Letter: The student loan issue could propel John Delaney to the White House
October 24, 2017
Maryland Congressman John Delaney made a bold move in declaring his presidential candidacy just months after President Trump took office. This is not a gimmick. Given what I have seen from Delaney on the student loan issue, it is clear that this man has political courage unlike anyone in Congress. What’s more, he is onto something.
Unlike every other type of loan in this country, student loans have been uniquely singled out, and special qualifiers have been erected that make bankruptcy discharge essentially impossible. The lobbying strength of the banks even made discharge unavailable for private student loans in 2005. This has created a predatory, hyper-inflationary lending system that has grown to obscene proportions, and is crushing millions of people and their families under its weight.
Since 1998, when this bankruptcy exception was made permanent by Congress, student loan debt has exploded from $150 billion to $1.5 trillion, and Congress has done absolutely nothing to stop this trend. Student loan borrowers have been left to fend for themselves, prey to the banks and even the Department of Education- which today profits more than $50 billion per year on the lending system, and even makes a profit on defaulted student loans, astoundingly.
The founders saw this coming. George Washington, Thomas Jefferson and many others were abused badly by British banks and merchants, and they made it a point to require bankruptcy rights ahead of the power to raise an army, and even the power to declare war in Article I, Section 8 of the U.S. Constitution. Not the Bill of Rights- the Constitution itself!
For those of us fighting in the trenches for student loan justice, the past decade has been one of walking in the wilderness. We had high hopes that Congress with President Obama would pass legislation that would, at a minimum, return bankruptcy protections to student loans. Not only did this not happen, nearly $1 trillion was added to the nation’s student debt tab over the past 8 years. Disturbingly, the current cast of high profile democrats have continued to fake it on this issue.
Elizabeth Warren, for example, taught bankruptcy at Harvard, and completely nailed a seminal interview on 60 Minutes about the absence of bankruptcy protections from student loans in 2006. Since her election to the Senate, however, she has done absolutely nothing toward that end.
Bernie Sanders, similarly, was quick to loudly and proudly come out for bankruptcy rights for Puerto Rico. Yet, he never even mentioned “bankruptcy” and “student loans” in the same sentence during his entire presidential campaign.

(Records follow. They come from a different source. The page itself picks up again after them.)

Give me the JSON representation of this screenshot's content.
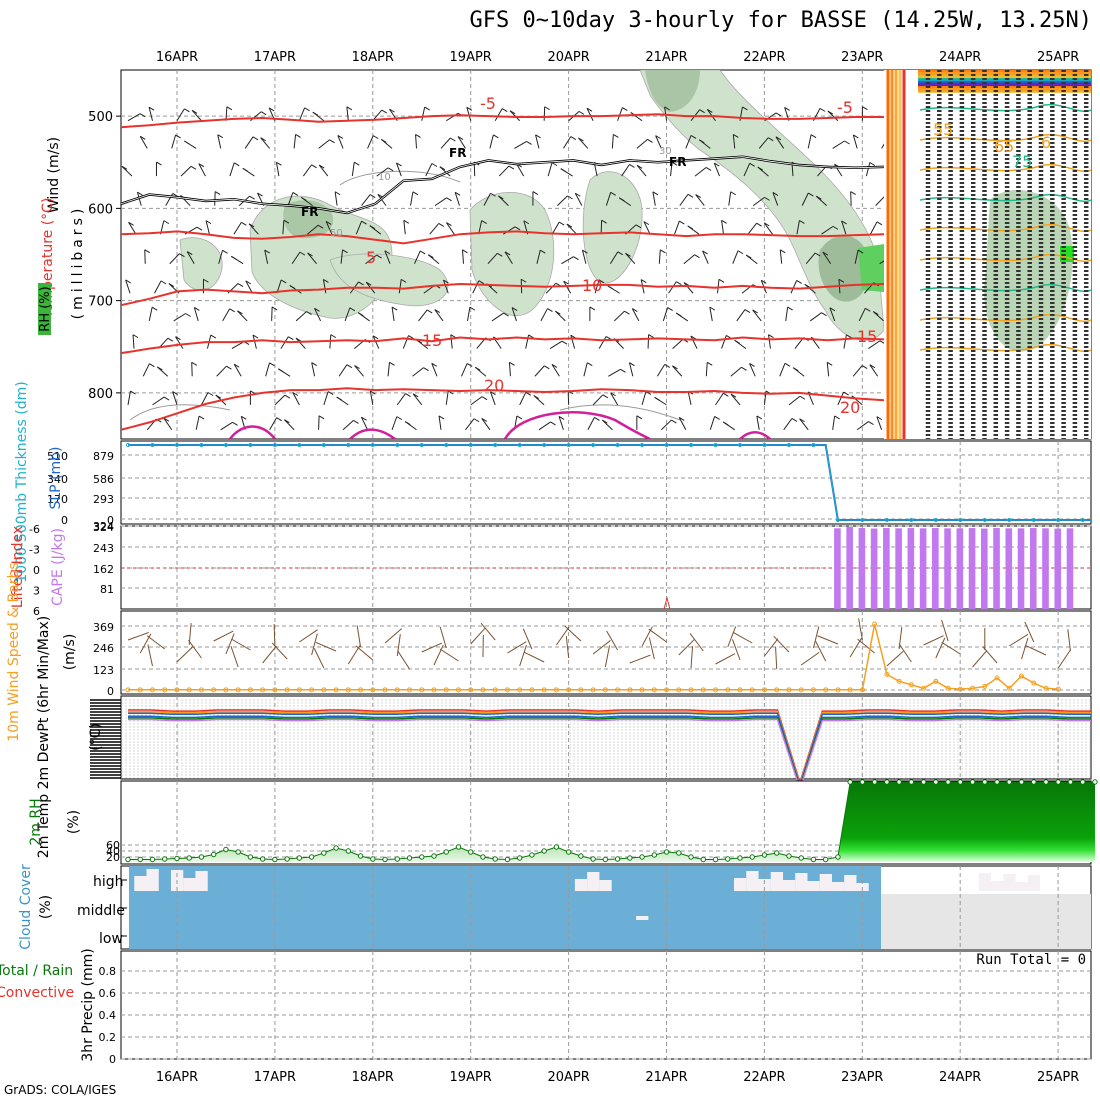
{
  "title": "GFS 0~10day 3-hourly for BASSE (14.25W, 13.25N)",
  "credit": "GrADS: COLA/IGES",
  "dates": [
    "16APR",
    "17APR",
    "18APR",
    "19APR",
    "20APR",
    "21APR",
    "22APR",
    "23APR",
    "24APR",
    "25APR"
  ],
  "colors": {
    "temp": "#e8322c",
    "fr": "#000000",
    "rh": "#cfe3cc",
    "blue": "#1e66c8",
    "cyan": "#20b0d0",
    "cape": "#c278ee",
    "green": "#087808",
    "cloud": "#6baed6",
    "orange": "#f4a021",
    "brown": "#7a5230"
  },
  "chart_data": [
    {
      "type": "contour",
      "panel": "upper-air",
      "labels": {
        "wind": "Wind (m/s)",
        "temp": "Temperature (°C)",
        "rh": "RH (%)",
        "pres": "(millibars)"
      },
      "yticks": [
        500,
        600,
        700,
        800
      ],
      "ylim": [
        450,
        850
      ],
      "isotherms": [
        {
          "label": "-5",
          "y": [
            512,
            510,
            507,
            505,
            503,
            502,
            504,
            506,
            505,
            504,
            502,
            500,
            499,
            500,
            501,
            501,
            500,
            500,
            499,
            498,
            500,
            500,
            502,
            503,
            503,
            502,
            501,
            501
          ]
        },
        {
          "label": "5",
          "y": [
            628,
            627,
            625,
            628,
            632,
            633,
            631,
            628,
            630,
            634,
            638,
            633,
            628,
            626,
            625,
            627,
            628,
            627,
            626,
            628,
            630,
            628,
            628,
            629,
            630,
            630,
            629,
            628
          ]
        },
        {
          "label": "10",
          "y": [
            705,
            698,
            690,
            688,
            690,
            692,
            689,
            688,
            686,
            686,
            687,
            684,
            682,
            683,
            684,
            685,
            684,
            683,
            683,
            685,
            684,
            686,
            684,
            686,
            687,
            685,
            683,
            682
          ]
        },
        {
          "label": "15",
          "y": [
            757,
            752,
            748,
            745,
            745,
            743,
            745,
            744,
            743,
            744,
            741,
            744,
            740,
            742,
            740,
            742,
            741,
            743,
            742,
            741,
            742,
            743,
            740,
            742,
            741,
            743,
            741,
            742
          ]
        },
        {
          "label": "20",
          "y": [
            840,
            832,
            822,
            812,
            805,
            800,
            797,
            797,
            795,
            797,
            796,
            797,
            798,
            797,
            798,
            799,
            798,
            796,
            797,
            799,
            799,
            798,
            800,
            801,
            800,
            803,
            806,
            808
          ]
        }
      ],
      "freezing_level": {
        "label": "FR",
        "y": [
          595,
          585,
          588,
          592,
          590,
          595,
          597,
          600,
          605,
          595,
          570,
          568,
          555,
          548,
          552,
          550,
          548,
          553,
          548,
          550,
          548,
          546,
          544,
          549,
          553,
          555,
          556,
          555
        ]
      },
      "iso_labels": {
        "fr": "FR",
        "m5": "-5",
        "p5": "5",
        "p10": "10",
        "p15": "15",
        "p20": "20",
        "rh50": "50",
        "rh30": "30",
        "rh10": "10",
        "o55": "55",
        "o65": "65",
        "o6": "6",
        "o75": "75"
      }
    },
    {
      "type": "line",
      "panel": "thickness-slp",
      "labels": {
        "thickness": "1000-500mb Thickness (dm)",
        "slp": "SLP (mb)"
      },
      "left_ticks": [
        "510",
        "340",
        "170",
        "0"
      ],
      "right_ticks": [
        "879",
        "586",
        "293",
        "0"
      ],
      "last_right_tick": "324",
      "y_value": [
        1042,
        1042,
        1042,
        1042,
        1042,
        1042,
        1042,
        1042,
        1042,
        1042,
        1042,
        1042,
        1042,
        1042,
        1042,
        1042,
        1042,
        1042,
        1042,
        1042,
        1042,
        1042,
        1042,
        1042,
        1042,
        1042,
        1042,
        1042,
        1042,
        1042,
        1042,
        1042,
        1042,
        1042,
        1042,
        1042,
        1042,
        1042,
        1042,
        1042,
        1042,
        1042,
        1042,
        1042,
        1042,
        1042,
        1042,
        1042,
        1042,
        1042,
        1042,
        1042,
        1042,
        1042,
        1042,
        1042,
        1042,
        1042,
        0,
        0,
        0,
        0,
        0,
        0,
        0,
        0,
        0,
        0,
        0,
        0,
        0,
        0,
        0,
        0,
        0,
        0,
        0,
        0,
        0,
        0,
        0
      ]
    },
    {
      "type": "bar",
      "panel": "cape-li",
      "labels": {
        "li": "Lifted Index",
        "cape": "CAPE (J/kg)"
      },
      "li_ticks": [
        "-6",
        "-3",
        "0",
        "3",
        "6"
      ],
      "cape_ticks": [
        "324",
        "243",
        "162",
        "81"
      ],
      "cape": [
        0,
        0,
        0,
        0,
        0,
        0,
        0,
        0,
        0,
        0,
        0,
        0,
        0,
        0,
        0,
        0,
        0,
        0,
        0,
        0,
        0,
        0,
        0,
        0,
        0,
        0,
        0,
        0,
        0,
        0,
        0,
        0,
        0,
        0,
        0,
        0,
        0,
        0,
        0,
        0,
        0,
        0,
        0,
        0,
        0,
        0,
        0,
        0,
        0,
        0,
        0,
        0,
        0,
        0,
        0,
        0,
        0,
        0,
        315,
        320,
        316,
        314,
        316,
        315,
        316,
        315,
        316,
        315,
        315,
        316,
        314,
        316,
        315,
        315,
        316,
        315,
        314,
        315
      ]
    },
    {
      "type": "line",
      "panel": "wind10m",
      "labels": {
        "main": "10m Wind Speed & Barbs",
        "units": "(m/s)"
      },
      "yticks": [
        "369",
        "246",
        "123",
        "0"
      ],
      "speed": [
        1,
        1,
        1,
        1,
        1,
        1,
        1,
        1,
        1,
        1,
        1,
        1,
        1,
        1,
        1,
        1,
        1,
        1,
        1,
        1,
        1,
        1,
        1,
        1,
        1,
        1,
        1,
        1,
        1,
        1,
        1,
        1,
        1,
        1,
        1,
        1,
        1,
        1,
        1,
        1,
        1,
        1,
        1,
        1,
        1,
        1,
        1,
        1,
        1,
        1,
        1,
        1,
        1,
        1,
        1,
        1,
        1,
        1,
        1,
        1,
        1,
        380,
        90,
        50,
        30,
        10,
        50,
        10,
        5,
        10,
        20,
        70,
        10,
        80,
        40,
        10,
        5
      ]
    },
    {
      "type": "line",
      "panel": "temp2m",
      "labels": {
        "main": "2m Temp 2m DewPt (6hr Min/Max)",
        "units": "(°C)"
      },
      "series": [
        {
          "name": "Temp",
          "values": [
            36,
            36,
            35,
            35,
            36,
            36,
            36,
            35,
            35,
            36,
            36,
            35,
            35,
            36,
            36,
            36,
            35,
            36,
            36,
            36,
            36,
            35,
            36,
            36,
            36,
            36,
            35,
            35,
            36,
            36,
            -30,
            35,
            35,
            36,
            36,
            35,
            35,
            36,
            36,
            35,
            36,
            36,
            35,
            35
          ]
        },
        {
          "name": "DewPt",
          "values": [
            33,
            33,
            32,
            32,
            33,
            33,
            33,
            32,
            32,
            33,
            33,
            32,
            32,
            33,
            33,
            33,
            32,
            33,
            33,
            33,
            33,
            32,
            33,
            33,
            33,
            33,
            32,
            32,
            33,
            33,
            -30,
            32,
            32,
            33,
            33,
            32,
            32,
            33,
            33,
            32,
            33,
            33,
            32,
            32
          ]
        }
      ]
    },
    {
      "type": "area",
      "panel": "rh2m",
      "labels": {
        "main": "2m RH",
        "units": "(%)"
      },
      "yticks": [
        "60",
        "40",
        "20"
      ],
      "values": [
        5,
        5,
        5,
        6,
        7,
        8,
        10,
        15,
        25,
        20,
        10,
        6,
        5,
        6,
        8,
        10,
        18,
        28,
        22,
        12,
        6,
        5,
        6,
        8,
        10,
        12,
        20,
        30,
        20,
        10,
        6,
        5,
        8,
        14,
        22,
        30,
        20,
        12,
        6,
        5,
        6,
        8,
        10,
        14,
        20,
        18,
        10,
        5,
        5,
        6,
        8,
        10,
        14,
        18,
        12,
        8,
        5,
        5,
        10,
        160,
        160,
        160,
        160,
        160,
        160,
        160,
        160,
        160,
        160,
        160,
        160,
        160,
        160,
        160,
        160,
        160,
        160,
        160,
        160,
        160
      ]
    },
    {
      "type": "heatmap",
      "panel": "cloud",
      "labels": {
        "main": "Cloud Cover",
        "units": "(%)",
        "high": "high",
        "middle": "middle",
        "low": "low"
      },
      "gaps": [
        {
          "level": "high",
          "times": [
            1,
            2,
            4,
            5,
            6,
            37,
            38,
            39,
            50,
            51,
            52,
            53,
            54,
            55,
            56,
            57,
            58,
            59,
            60,
            70,
            71,
            72,
            73,
            74
          ]
        },
        {
          "level": "middle",
          "times": [
            42
          ]
        }
      ]
    },
    {
      "type": "bar",
      "panel": "precip",
      "labels": {
        "main": "3hr Precip (mm)",
        "total": "Total / Rain",
        "conv": "Convective"
      },
      "yticks": [
        "0.8",
        "0.6",
        "0.4",
        "0.2",
        "0"
      ],
      "run_total": "Run Total = 0",
      "values": []
    }
  ]
}
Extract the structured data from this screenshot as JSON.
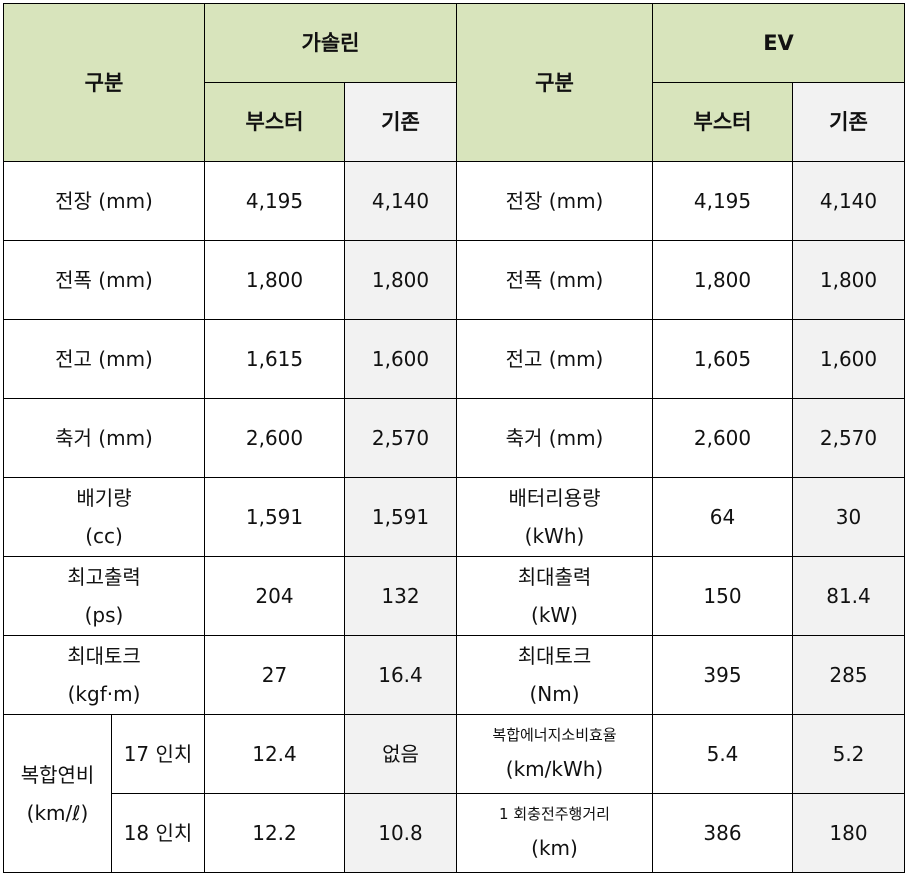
{
  "header": {
    "col_label": "구분",
    "gasoline": "가솔린",
    "ev": "EV",
    "booster": "부스터",
    "existing": "기존"
  },
  "rows": [
    {
      "g_label": "전장 (mm)",
      "g_booster": "4,195",
      "g_existing": "4,140",
      "e_label": "전장 (mm)",
      "e_booster": "4,195",
      "e_existing": "4,140"
    },
    {
      "g_label": "전폭 (mm)",
      "g_booster": "1,800",
      "g_existing": "1,800",
      "e_label": "전폭 (mm)",
      "e_booster": "1,800",
      "e_existing": "1,800"
    },
    {
      "g_label": "전고 (mm)",
      "g_booster": "1,615",
      "g_existing": "1,600",
      "e_label": "전고 (mm)",
      "e_booster": "1,605",
      "e_existing": "1,600"
    },
    {
      "g_label": "축거 (mm)",
      "g_booster": "2,600",
      "g_existing": "2,570",
      "e_label": "축거 (mm)",
      "e_booster": "2,600",
      "e_existing": "2,570"
    }
  ],
  "displacement": {
    "label1": "배기량",
    "label2": "(cc)",
    "booster": "1,591",
    "existing": "1,591",
    "e_label1": "배터리용량",
    "e_label2": "(kWh)",
    "e_booster": "64",
    "e_existing": "30"
  },
  "power": {
    "label1": "최고출력",
    "label2": "(ps)",
    "booster": "204",
    "existing": "132",
    "e_label1": "최대출력",
    "e_label2": "(kW)",
    "e_booster": "150",
    "e_existing": "81.4"
  },
  "torque": {
    "label1": "최대토크",
    "label2": "(kgf·m)",
    "booster": "27",
    "existing": "16.4",
    "e_label1": "최대토크",
    "e_label2": "(Nm)",
    "e_booster": "395",
    "e_existing": "285"
  },
  "fuel": {
    "label1": "복합연비",
    "label2": "(km/ℓ)",
    "r17": {
      "size": "17 인치",
      "booster": "12.4",
      "existing": "없음",
      "e_label1": "복합에너지소비효율",
      "e_label2": "(km/kWh)",
      "e_booster": "5.4",
      "e_existing": "5.2"
    },
    "r18": {
      "size": "18 인치",
      "booster": "12.2",
      "existing": "10.8",
      "e_label1": "1 회충전주행거리",
      "e_label2": "(km)",
      "e_booster": "386",
      "e_existing": "180"
    }
  }
}
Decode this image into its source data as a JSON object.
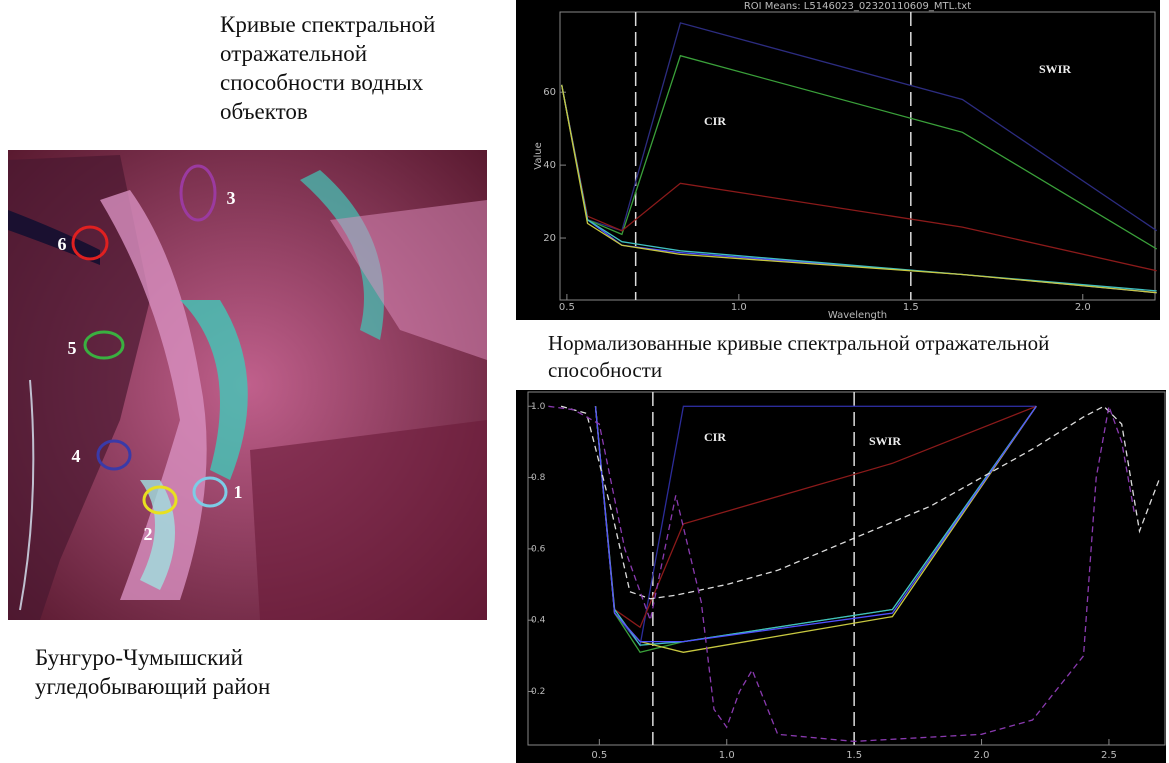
{
  "captions": {
    "spectral_title": "Кривые спектральной отражательной способности водных объектов",
    "normalized_title": "Нормализованные кривые спектральной отражательной способности",
    "region": "Бунгуро-Чумышский угледобывающий район"
  },
  "map": {
    "markers": [
      "1",
      "2",
      "3",
      "4",
      "5",
      "6"
    ]
  },
  "chart_data": [
    {
      "type": "line",
      "title": "ROI Means: L5146023_02320110609_MTL.txt",
      "xlabel": "Wavelength",
      "ylabel": "Value",
      "x": [
        0.485,
        0.56,
        0.66,
        0.83,
        1.65,
        2.215
      ],
      "series": [
        {
          "color": "#2c2c80",
          "values": [
            62,
            25,
            22,
            79,
            58,
            22
          ]
        },
        {
          "color": "#3aa03a",
          "values": [
            62,
            25,
            21,
            70,
            49,
            17
          ]
        },
        {
          "color": "#8b1a1a",
          "values": [
            62,
            26,
            22,
            35,
            23,
            11
          ]
        },
        {
          "color": "#5050ff",
          "values": [
            62,
            25,
            18,
            16,
            10,
            5
          ]
        },
        {
          "color": "#40c0c0",
          "values": [
            62,
            25,
            19,
            16.5,
            10,
            5.5
          ]
        },
        {
          "color": "#c8c840",
          "values": [
            62,
            24,
            18,
            15.5,
            10,
            5
          ]
        }
      ],
      "xlim": [
        0.48,
        2.21
      ],
      "ylim": [
        3,
        82
      ],
      "xticks": [
        0.5,
        {
          "value": 1,
          "label": "1.0"
        },
        1.5,
        {
          "value": 2,
          "label": "2.0"
        }
      ],
      "yticks": [
        20,
        40,
        60
      ],
      "vlines": [
        0.7,
        1.5
      ],
      "annotations": [
        "CIR",
        "SWIR"
      ]
    },
    {
      "type": "line",
      "x": [
        0.485,
        0.56,
        0.66,
        0.83,
        1.65,
        2.215
      ],
      "series": [
        {
          "color": "#2c2c9a",
          "values": [
            1.0,
            0.42,
            0.33,
            1.0,
            1.0,
            1.0
          ]
        },
        {
          "color": "#8b1a1a",
          "values": [
            1.0,
            0.43,
            0.38,
            0.67,
            0.84,
            1.0
          ]
        },
        {
          "color": "#3aa03a",
          "values": [
            1.0,
            0.42,
            0.31,
            0.34,
            0.43,
            1.0
          ]
        },
        {
          "color": "#40c0c0",
          "values": [
            1.0,
            0.43,
            0.33,
            0.34,
            0.43,
            1.0
          ]
        },
        {
          "color": "#c8c840",
          "values": [
            1.0,
            0.42,
            0.34,
            0.31,
            0.41,
            1.0
          ]
        },
        {
          "color": "#5050ff",
          "values": [
            1.0,
            0.42,
            0.34,
            0.34,
            0.42,
            1.0
          ]
        },
        {
          "color": "#dddddd",
          "dash": true,
          "x": [
            0.35,
            0.45,
            0.55,
            0.62,
            0.7,
            0.8,
            1.0,
            1.2,
            1.4,
            1.6,
            1.8,
            2.0,
            2.2,
            2.4,
            2.48,
            2.55,
            2.62,
            2.7
          ],
          "values": [
            1.0,
            0.98,
            0.7,
            0.48,
            0.46,
            0.47,
            0.5,
            0.54,
            0.6,
            0.66,
            0.72,
            0.8,
            0.88,
            0.97,
            1.0,
            0.95,
            0.65,
            0.8
          ]
        },
        {
          "color": "#8a3ab0",
          "dash": true,
          "x": [
            0.3,
            0.4,
            0.5,
            0.6,
            0.7,
            0.8,
            0.9,
            0.95,
            1.0,
            1.05,
            1.1,
            1.2,
            1.5,
            2.0,
            2.2,
            2.4,
            2.45,
            2.5,
            2.55,
            2.6
          ],
          "values": [
            1.0,
            0.99,
            0.95,
            0.6,
            0.4,
            0.75,
            0.45,
            0.15,
            0.1,
            0.2,
            0.26,
            0.08,
            0.06,
            0.08,
            0.12,
            0.3,
            0.8,
            1.0,
            0.9,
            0.7
          ]
        }
      ],
      "xlim": [
        0.22,
        2.72
      ],
      "ylim": [
        0.05,
        1.04
      ],
      "xticks": [
        0.5,
        {
          "value": 1,
          "label": "1.0"
        },
        1.5,
        {
          "value": 2,
          "label": "2.0"
        },
        2.5
      ],
      "yticks": [
        0.2,
        0.4,
        0.6,
        0.8,
        {
          "value": 1,
          "label": "1.0"
        }
      ],
      "vlines": [
        0.71,
        1.5
      ],
      "annotations": [
        "CIR",
        "SWIR"
      ]
    }
  ]
}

Hillary Clinton fought for students with her Student Borrower Bill of Rights Act in 2006, which would have returned bankruptcy, put repayment caps on loans, but she, too, essentially abandoned the 44 million citizens saddled under this predatory debt in her most recent campaign.
Things were looking very grim for student loan borrowers until 2015, when Delaney introduced—without fanfare—a bill that would return standard bankruptcy protections to student loans. He has reintroduced the bill this session with a republican as prime co-sponsor. This legislation has given a lot of people hope again that the political process might actually work to restore the constitutional rights of the citizens. Suffice it to say, Delaney stands heads and shoulders above everyone else in Congress on the student loan issue.
I seriously doubt Delaney is aware of the truly large numbers of voters he could mobilize with this. My best estimate is that something like 27 million of the 44 million borrowers in the country are unable to make payments on their loans, or at least aren’t making a dent in them. While none of these voters want to file for bankruptcy, and few likely will when bankruptcy protections are restored, all student loan holders feel, viscerally, the weight of this debt on their backs, and will respond strongly to a leader who fought for them when the cameras weren’t on. It is this kind of authenticity that the voters have been yearning for.
My research indicates strongly that the lending system has crossed the threshold of stability, and the entire lending system could lose legitimacy in the eyes of the country well before 2020. In 2014, the number of defaulted borrowers jumped by 400,000. Last year this number skyrocketed by 1.1 million borrowers to a reported total of about 8 million people. But this total is wrong—the Department of Education has said that about 20 percent of defaulters rehabilitate their loans (a hugely harmful process where the borrowers sign for a new, much larger loan, and default again about 80 percent of the time). So the true number of defaulters at the end of the year was likely closer to 9.6 million, and by the end of this year we will likely be close to 11 million people, or a quarter of all borrowers.
Whatever the future holds, Mr. Delaney would do very well to fight hard for his bill between now and the election. In the eyes of the 44 million voters who are under threat (and the tens of millions who soon will be), such efforts will greatly distinguish him from the pretenders in the field, regardless of how much popularity they may currently enjoy.
Alan Collinge is Founder of StudentLoanJustice.Org, and author of “The Student Loan Scam” (Beacon Press).